Le 3 juillet, le ministère des Finances de l’Ontario a publié une nouvelle proposition visant à apporter des modifications aux changements déjà prévus à la Loi sur les assurances de la province concernant l’encadrement des agences générales, aussi appelés agents généraux gestionnaires (AGG ou MGA en anglais), en assurance de personnes. Cette nouvelle consultation est une réponse aux préoccupations exprimées par les parties prenantes lors des étapes précédentes.
Les modifications apportées à la Loi en 2024 visaient à créer un nouveau régime de délivrance de permis propre aux agents généraux en assurance de personnes. Elles établissaient une définition de ce qu’est un agent général en assurance de personnes aux fins de la délivrance de permis, précisaient les exigences minimales pour obtenir ce nouveau permis et conféraient à l’Autorité ontarienne de réglementation des services financiers (ARSF) le pouvoir d’adopter des règles.

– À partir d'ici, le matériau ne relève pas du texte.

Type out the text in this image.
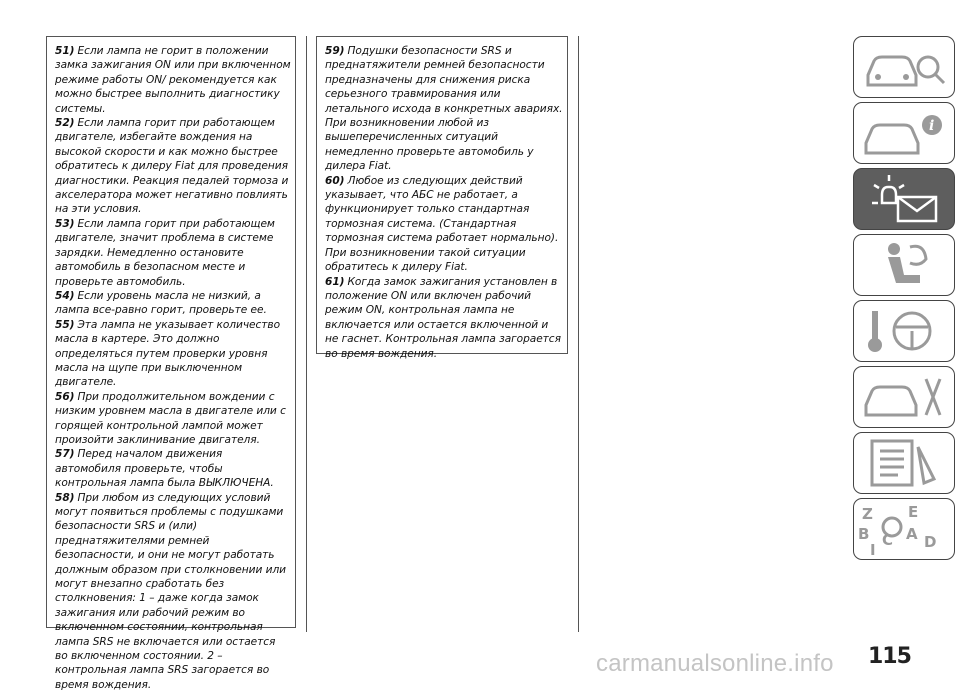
51) Если лампа не горит в положении замка зажигания ON или при включенном режиме работы ON/ рекомендуется как можно быстрее выполнить диагностику системы.

52) Если лампа горит при работающем двигателе, избегайте вождения на высокой скорости и как можно быстрее обратитесь к дилеру Fiat для проведения диагностики. Реакция педалей тормоза и акселератора может негативно повлиять на эти условия.

53) Если лампа горит при работающем двигателе, значит проблема в системе зарядки. Немедленно остановите автомобиль в безопасном месте и проверьте автомобиль.

54) Если уровень масла не низкий, а лампа все-равно горит, проверьте ее.

55) Эта лампа не указывает количество масла в картере. Это должно определяться путем проверки уровня масла на щупе при выключенном двигателе.

56) При продолжительном вождении с низким уровнем масла в двигателе или с горящей контрольной лампой может произойти заклинивание двигателя.

57) Перед началом движения автомобиля проверьте, чтобы контрольная лампа была ВЫКЛЮЧЕНА.

58) При любом из следующих условий могут появиться проблемы с подушками безопасности SRS и (или) преднатяжителями ремней безопасности, и они не могут работать должным образом при столкновении или могут внезапно сработать без столкновения: 1 – даже когда замок зажигания или рабочий режим во включенном состоянии, контрольная лампа SRS не включается или остается во включенном состоянии. 2 – контрольная лампа SRS загорается во время вождения.

59) Подушки безопасности SRS и преднатяжители ремней безопасности предназначены для снижения риска серьезного травмирования или летального исхода в конкретных авариях. При возникновении любой из вышеперечисленных ситуаций немедленно проверьте автомобиль у дилера Fiat.

60) Любое из следующих действий указывает, что АБС не работает, а функционирует только стандартная тормозная система. (Стандартная тормозная система работает нормально). При возникновении такой ситуации обратитесь к дилеру Fiat.

61) Когда замок зажигания установлен в положение ON или включен рабочий режим ON, контрольная лампа не включается или остается включенной и не гаснет. Контрольная лампа загорается во время вождения.

i
Z E
B C A D
I
115
carmanualsonline.info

Bien que le ministère des Finances et l’ARSF aient depuis pris des mesures pour mettre en œuvre ce nouveau cadre, leurs démarches se sont heurtées à l’opposition de parties prenantes, qui ont exprimé des préoccupations quant à l’application des nouvelles exigences de délivrance de permis et à l’étendue des personnes et des entités visées par ces changements.
Le ministère des Finances a annoncé de façon soudaine, en février dernier, que la date d’entrée en vigueur prévue le 1er juin serait reportée.
« À la lueur de ces inquiétudes, le gouvernement a annoncé dans le budget de l’Ontario de 2026 une pause sur la date de lancement ciblée du 1er juin 2026 pour le nouveau cadre de délivrance de permis afin que ces commentaires puissent être davantage examinés. À l’heure actuelle, le ministère des Finances sollicite des commentaires sur d’éventuelles modifications législatives qui visent à répondre aux inquiétudes des intervenants, » indique le résumé de la proposition. L’objectif principal de ces modifications, explique le ministère, est de restreindre la saisie de la portée aux fins de délivrance de permis d'agent général.
Les parties prenantes ont jusqu’au 17 août pour soumettre leurs commentaires.
« À l'heure actuelle, l'article 407.2 [de la Loi sur les assurances] dresse une longue liste d'activités réglementées et un vaste éventail de contrats susceptibles d'entraîner l'assujettissement d'une personne physique ou morale aux exigences de délivrance de permis aux AGGAVAS [agents généraux gestionnaires d'assurance-vie et d'assurance-santé], indique l’avis. En pratique, de nombreuses personnes physiques ou morales qui n'étaient pas censées avoir besoin d'un permis d'AGGAVAS pourraient se trouver visées, y compris celles qui détiennent déjà un permis en bonne et due forme de l'ARSF pour les activités qu'elles exercent.
La proposition souligne également que les fournisseurs de formation, par exemple, étaient eux aussi visés par la définition précédente, alors qu’ils « ne seraient pas raisonnablement considérés comme des AGG d’assurance-vie et d’assurance contre la maladie ».
La proposition traite également de la responsabilité des sous-agences générales (sub-managing general agents) et prévoit de nouvelles exemptions, notamment pour les assureurs et pour les AGG en assurance de personnes qui se limitent à faciliter la distribution de contrats d’assurance collective.
« Les examens de supervision passés de l’ARSF impliquant le canal de distribution des AGG d’assurance-vie et d’assurance contre la maladie étaient axés sur les AGG d’assurance-vie et d’assurance contre la maladie qui distribuaient des produits d’assurance individuels aux consommateurs de détail. À l’heure actuelle, le ministère des Finances croit qu’il y a moins de preuves comme quoi les AGG d’assurance-vie et d’assurance contre la maladie facilitant uniquement la distribution de contrats d’assurance collective tout en exécutant les activités prescrites liées aux agents posent les mêmes risques pour la protection du consommateur », indique le ministère.